NASA will make strategic investments in propulsion, robotics, structures and optics — space technologies that will lay the foundation for the agency’s future, said Bobby Braun, chief technologist for NASA.

“What we are going to focus on in space technology is long-term technological goals,” Braun said. “I am not talking about technology for the next Mars mission, I am talking about technology for a Mars mission a decade from now or two decades from now.”

The comments came during a visit to the Jet Propulsion Laboratory in La Cañada Flintridge on Wednesday where Braun toured the Mars Yard and reviewed some of the latest Mars rover hardware and software technology. President Obama named Braun as chief technologist in February, part of the administration’s effort to reinvigorate NASA technology development and space exploration.

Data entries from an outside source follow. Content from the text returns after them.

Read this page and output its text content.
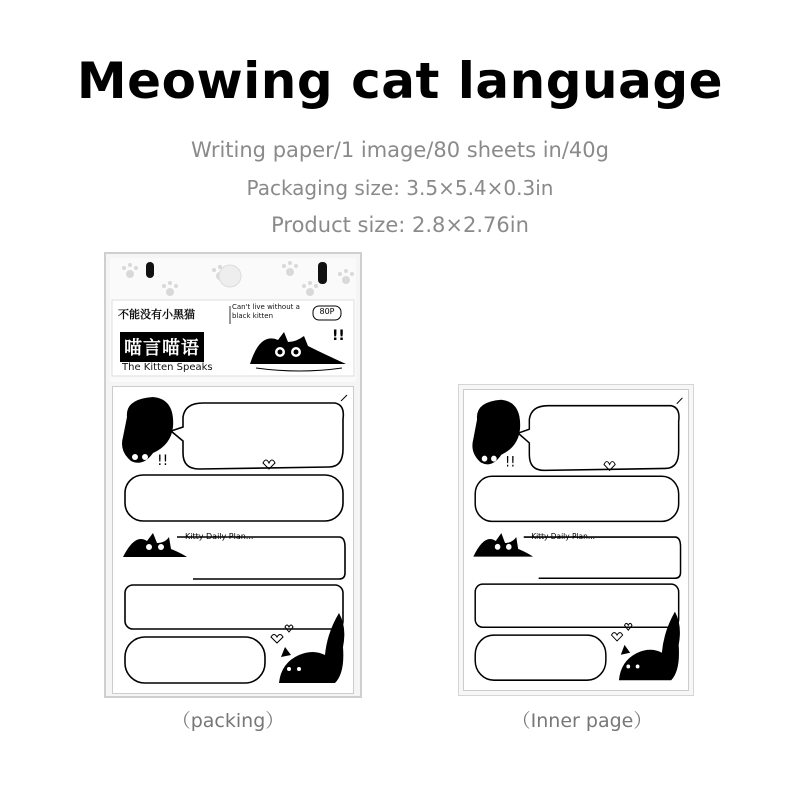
Meowing cat language
Writing paper/1 image/80 sheets in/40g
Packaging size: 3.5×5.4×0.3in
Product size: 2.8×2.76in
!!
不能没有小黑猫
Can't live without a black kitten	80P
喵言喵语
The Kitten Speaks
!!
Kitty Daily Plan...
（packing）
!!
Kitty Daily Plan...
（Inner page）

“Over the past 10 years, the research and technology competency has been down,” Braun said. “This isn’t just my opinion, this is the opinion of a number of national academy reports that have come out over the last two years.”

The Obama administration has budgeted nearly $5 billion for NASA space technology research during the next five years, Braun said. But NASA will not rely solely on internal brain power to generate the next generation of space software and hardware. Instead, starting Oct. 1, the agency will expand its innovative partnership programs, casting a wide net across academia and private business to attract the most innovative ideas, Braun said.

And some of the new technologies will translate directly to solving problems on Earth, Braun added.

“By pursuing these advances, by setting our sights far in the distance … we are also going to be building the technological capability of the nation,” Braun said. “We are going to be contributing to a number of other societal challenges, those of national security, the environment, energy.”